Everyday routines help a highly diverse group of individuals create a sense of belonging to the broader community of peacebuilders. This is part of the reason why they tend to be self-reinforcing. The heroes of the book are individuals and organizations that call into question the dominant paradigms, sometimes at considerable costs for their careers and reputation. Faith-based organizations, newcomers to “peaceland” and interveners with deep personal links to specific local communities are often more open to challenging standard practices. As Auresserre shows, these individuals and organization can avoid some of the pitfalls that haunt mainstream intervention. They often have access to better information and thus command a more nuanced understanding of local cleavages and conflicts; they take local input more seriously, and they are more trusted by host communities, all of which facilitates ending violence.

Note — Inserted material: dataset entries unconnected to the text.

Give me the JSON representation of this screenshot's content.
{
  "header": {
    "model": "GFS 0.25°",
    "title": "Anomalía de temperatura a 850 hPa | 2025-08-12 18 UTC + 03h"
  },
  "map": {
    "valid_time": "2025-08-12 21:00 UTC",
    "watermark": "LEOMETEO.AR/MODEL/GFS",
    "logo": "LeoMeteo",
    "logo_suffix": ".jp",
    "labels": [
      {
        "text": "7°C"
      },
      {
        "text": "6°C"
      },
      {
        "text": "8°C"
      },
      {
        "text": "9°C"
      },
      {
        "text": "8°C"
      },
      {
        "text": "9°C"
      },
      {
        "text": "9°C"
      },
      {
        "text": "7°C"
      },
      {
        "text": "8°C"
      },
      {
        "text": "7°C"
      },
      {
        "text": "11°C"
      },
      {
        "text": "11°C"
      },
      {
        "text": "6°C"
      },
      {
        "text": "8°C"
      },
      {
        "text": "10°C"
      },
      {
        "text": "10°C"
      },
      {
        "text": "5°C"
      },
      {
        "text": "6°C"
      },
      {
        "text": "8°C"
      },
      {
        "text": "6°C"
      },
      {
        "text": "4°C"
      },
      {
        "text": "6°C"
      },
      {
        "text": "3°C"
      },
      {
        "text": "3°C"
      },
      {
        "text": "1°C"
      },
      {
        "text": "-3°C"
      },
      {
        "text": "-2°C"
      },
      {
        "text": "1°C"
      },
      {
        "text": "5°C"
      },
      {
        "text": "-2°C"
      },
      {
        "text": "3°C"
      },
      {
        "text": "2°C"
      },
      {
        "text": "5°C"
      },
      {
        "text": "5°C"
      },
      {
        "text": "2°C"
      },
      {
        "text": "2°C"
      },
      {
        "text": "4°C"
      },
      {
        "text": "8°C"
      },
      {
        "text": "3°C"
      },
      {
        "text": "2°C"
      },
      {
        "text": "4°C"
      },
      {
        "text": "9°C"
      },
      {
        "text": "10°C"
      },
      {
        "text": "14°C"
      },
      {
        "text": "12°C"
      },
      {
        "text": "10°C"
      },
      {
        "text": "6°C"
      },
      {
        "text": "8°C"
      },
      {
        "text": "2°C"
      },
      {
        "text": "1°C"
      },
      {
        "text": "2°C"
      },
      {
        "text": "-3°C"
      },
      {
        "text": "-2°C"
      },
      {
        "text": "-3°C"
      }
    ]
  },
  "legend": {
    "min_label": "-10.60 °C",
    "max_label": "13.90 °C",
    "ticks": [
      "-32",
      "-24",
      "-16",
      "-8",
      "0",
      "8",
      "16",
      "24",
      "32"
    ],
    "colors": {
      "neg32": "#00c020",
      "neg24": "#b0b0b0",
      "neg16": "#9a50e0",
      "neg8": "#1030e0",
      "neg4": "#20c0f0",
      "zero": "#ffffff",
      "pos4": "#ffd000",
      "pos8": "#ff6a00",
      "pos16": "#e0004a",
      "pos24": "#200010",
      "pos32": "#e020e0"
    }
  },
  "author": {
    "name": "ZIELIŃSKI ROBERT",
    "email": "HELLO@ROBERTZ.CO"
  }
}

The experiences analyzed in Autesserre’s book have at first sight little bearing on Colombia. Despite significant involvement of the international community, national actors are by and large in the driver’s seat when it comes to peace-building. Reflecting a broad pool of qualified professionals, Colombians are in important leadership positions in both multilateral organizations and international NGOs. The cultural gap between the expatriates and nationals is also arguably narrower than in many African and Asian countries, thus reducing problems of separation and segregation. And not least, Colombia’s current peace process with the FARC explicitly calls for formal negotiations to be followed by a bottom-up (rather than top-down) effort of constructing peace.
Yet the country is no stranger to some of the dynamics that are characteristic of “peaceland.” Interventions regularly have a short time span, and their success is often being measured by easily quantifiable indicators which tend to miss more important aspects of peace-building, such as changes in attitudes towards the use of violence as a means of conflict resolution. And despite Colombia’s long experience with grass-roots peace-building, state policies are often centrally planned and struggle to adjust to local circumstances. The pitfalls of peace-building described by Autesserre are not an exclusive problem of internationally-driven interventions; national policies might be just as vulnerable to them.
Taken together, Peaceland is an important book. It builds on rich fieldwork and a bulk of literature on international interventions in developing countries to advance a novel and sophisticated argument about the potential and the limitations of efforts to promote peace or prevent the recurrence of violence.